Photo Provided Sen. Joe Manchin, D-W.Va., stands with Hershel “Woody” Williams of Ona, W.Va., at the christening of the ship named for Williams in San Diego.

COOLVILLE — “It was a monumental occasion.”

Bryan Casey of Coolville was describing the U.S. Navy christening the USNS Hershel “Woody” Williams (ESB-4) during a ceremony in San Diego on Oct. 21.

Casey, Williams’ grandson, was one of several local residents who attended the ship’s christening in California. Family members participated in the ship’s christening.

Williams, 94, of Ona, W.Va., is the last surviving Medal of Honor recipient from the Battle of Iwo Jima during World War II. Williams, a retired U.S. Marine, was in attendance as the Navy christened its second Expeditionary Sea Base ship.

The christening came two years after the announcement was made the Navy would name a ship after Williams, said Sen. Joe Manchin, D-W.Va., who attended the event.

A petition drive was started about 20 years ago to have a ship named for Williams, said Casey. Over 100,000 signatures were secured for the petition.

“It was truly an honor,” Casey said of the ship’s christening.

The 784-foot-long ship will serve as a flexible platform to support air mine countermeasures, counter-piracy operations, maritime security and humanitarian missions, according to the ship’s builder General Dynamics NASSCO. The ship will have accommodations for up to 250 personnel, a 52,000-square-foot flight deck, fuel and equipment storage, and will support MH-53 and MH-60 helicopters.

The ship is expected to be delivered to the U.S. Navy in February.

“Watching the USNS Hershel ‘Woody’ Williams christening by Woody’s side was one of my proudest moments,” Manchin said.

“This ship christening is a long time coming, and a physical representation of the life and legacy of a renowned West Virginian and Medal of Honor recipient.
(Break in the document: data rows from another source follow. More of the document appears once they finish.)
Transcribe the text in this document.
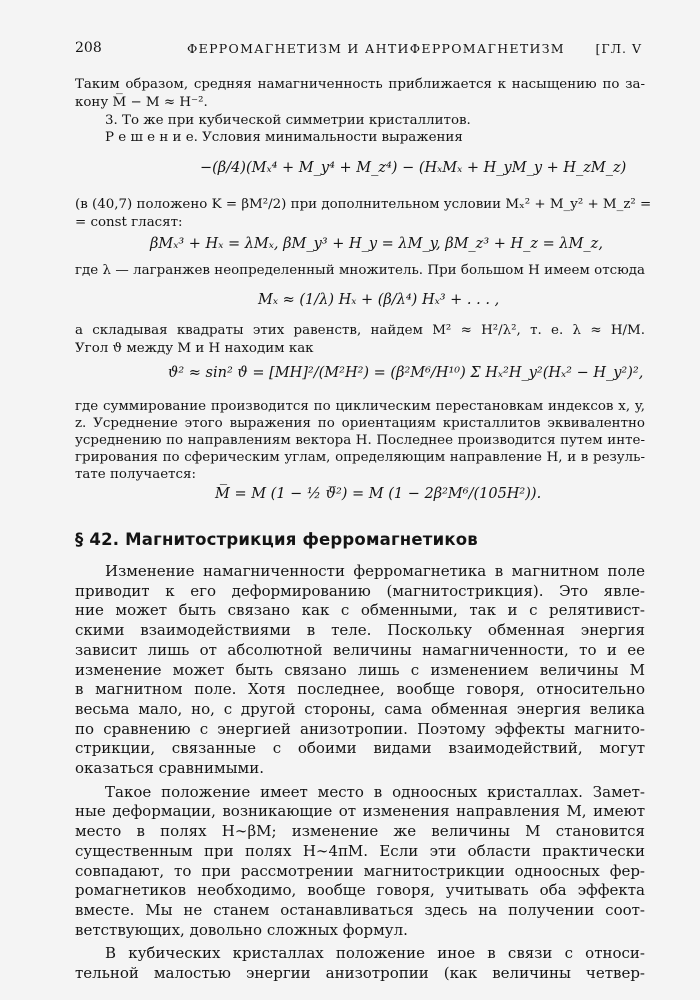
208	ФЕРРОМАГНЕТИЗМ И АНТИФЕРРОМАГНЕТИЗМ [ГЛ. V
Таким образом, средняя намагниченность приближается к насыщению по за-
кону M̅ − M ≈ H⁻².
3. То же при кубической симметрии кристаллитов.
Р е ш е н и е. Условия минимальности выражения
−(β/4)(Mₓ⁴ + M_y⁴ + M_z⁴) − (HₓMₓ + H_yM_y + H_zM_z)
(в (40,7) положено K = βM²/2) при дополнительном условии Mₓ² + M_y² + M_z² =
= const гласят:
βMₓ³ + Hₓ = λMₓ, βM_y³ + H_y = λM_y, βM_z³ + H_z = λM_z,
где λ — лагранжев неопределенный множитель. При большом H имеем отсюда
Mₓ ≈ (1/λ) Hₓ + (β/λ⁴) Hₓ³ + . . . ,
а складывая квадраты этих равенств, найдем M² ≈ H²/λ², т. е. λ ≈ H/M.
Угол ϑ между M и H находим как
ϑ² ≈ sin² ϑ = [MH]²/(M²H²) = (β²M⁶/H¹⁰) Σ Hₓ²H_y²(Hₓ² − H_y²)²,
где суммирование производится по циклическим перестановкам индексов x, y,
z. Усреднение этого выражения по ориентациям кристаллитов эквивалентно
усреднению по направлениям вектора H. Последнее производится путем инте-
грирования по сферическим углам, определяющим направление H, и в резуль-
тате получается:
M̅ = M (1 − ½ ϑ̅²) = M (1 − 2β²M⁶/(105H²)).
§ 42. Магнитострикция ферромагнетиков
Изменение намагниченности ферромагнетика в магнитном поле
приводит к его деформированию (магнитострикция). Это явле-
ние может быть связано как с обменными, так и с релятивист-
скими взаимодействиями в теле. Поскольку обменная энергия
зависит лишь от абсолютной величины намагниченности, то и ее
изменение может быть связано лишь с изменением величины M
в магнитном поле. Хотя последнее, вообще говоря, относительно
весьма мало, но, с другой стороны, сама обменная энергия велика
по сравнению с энергией анизотропии. Поэтому эффекты магнито-
стрикции, связанные с обоими видами взаимодействий, могут
оказаться сравнимыми.
Такое положение имеет место в одноосных кристаллах. Замет-
ные деформации, возникающие от изменения направления M, имеют
место в полях H∼βM; изменение же величины M становится
существенным при полях H∼4πM. Если эти области практически
совпадают, то при рассмотрении магнитострикции одноосных фер-
ромагнетиков необходимо, вообще говоря, учитывать оба эффекта
вместе. Мы не станем останавливаться здесь на получении соот-
ветствующих, довольно сложных формул.
В кубических кристаллах положение иное в связи с относи-
тельной малостью энергии анизотропии (как величины четвер-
This day would not have been possible without Ron Wroblewski and Woody’s fellow Marines and friends who advocated for years and I was proud to play a part in getting this done,” Manchin said.

“I was honored to help a fellow Marion County boy receive the recognition he deserves. This day is a result of Woody’s lifelong dedication to public service, his brave actions in the field, and his commitment to West Virginia,” Manchin said.

After the christening, Manchin toured the USNS Hershel “Woody” Williams T-ESB4.

Manchin sent a letter to U.S. Navy Secretary Ray Mabus recommending that a Navy ship be named after Williams for his outstanding sacrifice and dedication to the nation, the senator said.

At the ship christening, Manchin presented Williams and his family with a Congressional Record Statement commemorating the christening of the USNS Hershel “Woody” Williams.

Williams also attended the groundbreaking of the Gold Star Families Monument at Lookout Park in Marietta on Oct. 10. Money is being raised to build the monument.

A Gold Star Families Monument has been built in Vienna.

Williams developed the idea for the monuments. Casey is treasurer of the Hershel “Woody” Williams Medal of Honor Foundation, which helps in building the monuments.

These Gold Star Families Monuments across the country honor families who have lost loved ones in the service to their country, Williams said in Marietta.

Twenty-six memorial monuments have been dedicated and 49 others are in the process of being built in 38 states.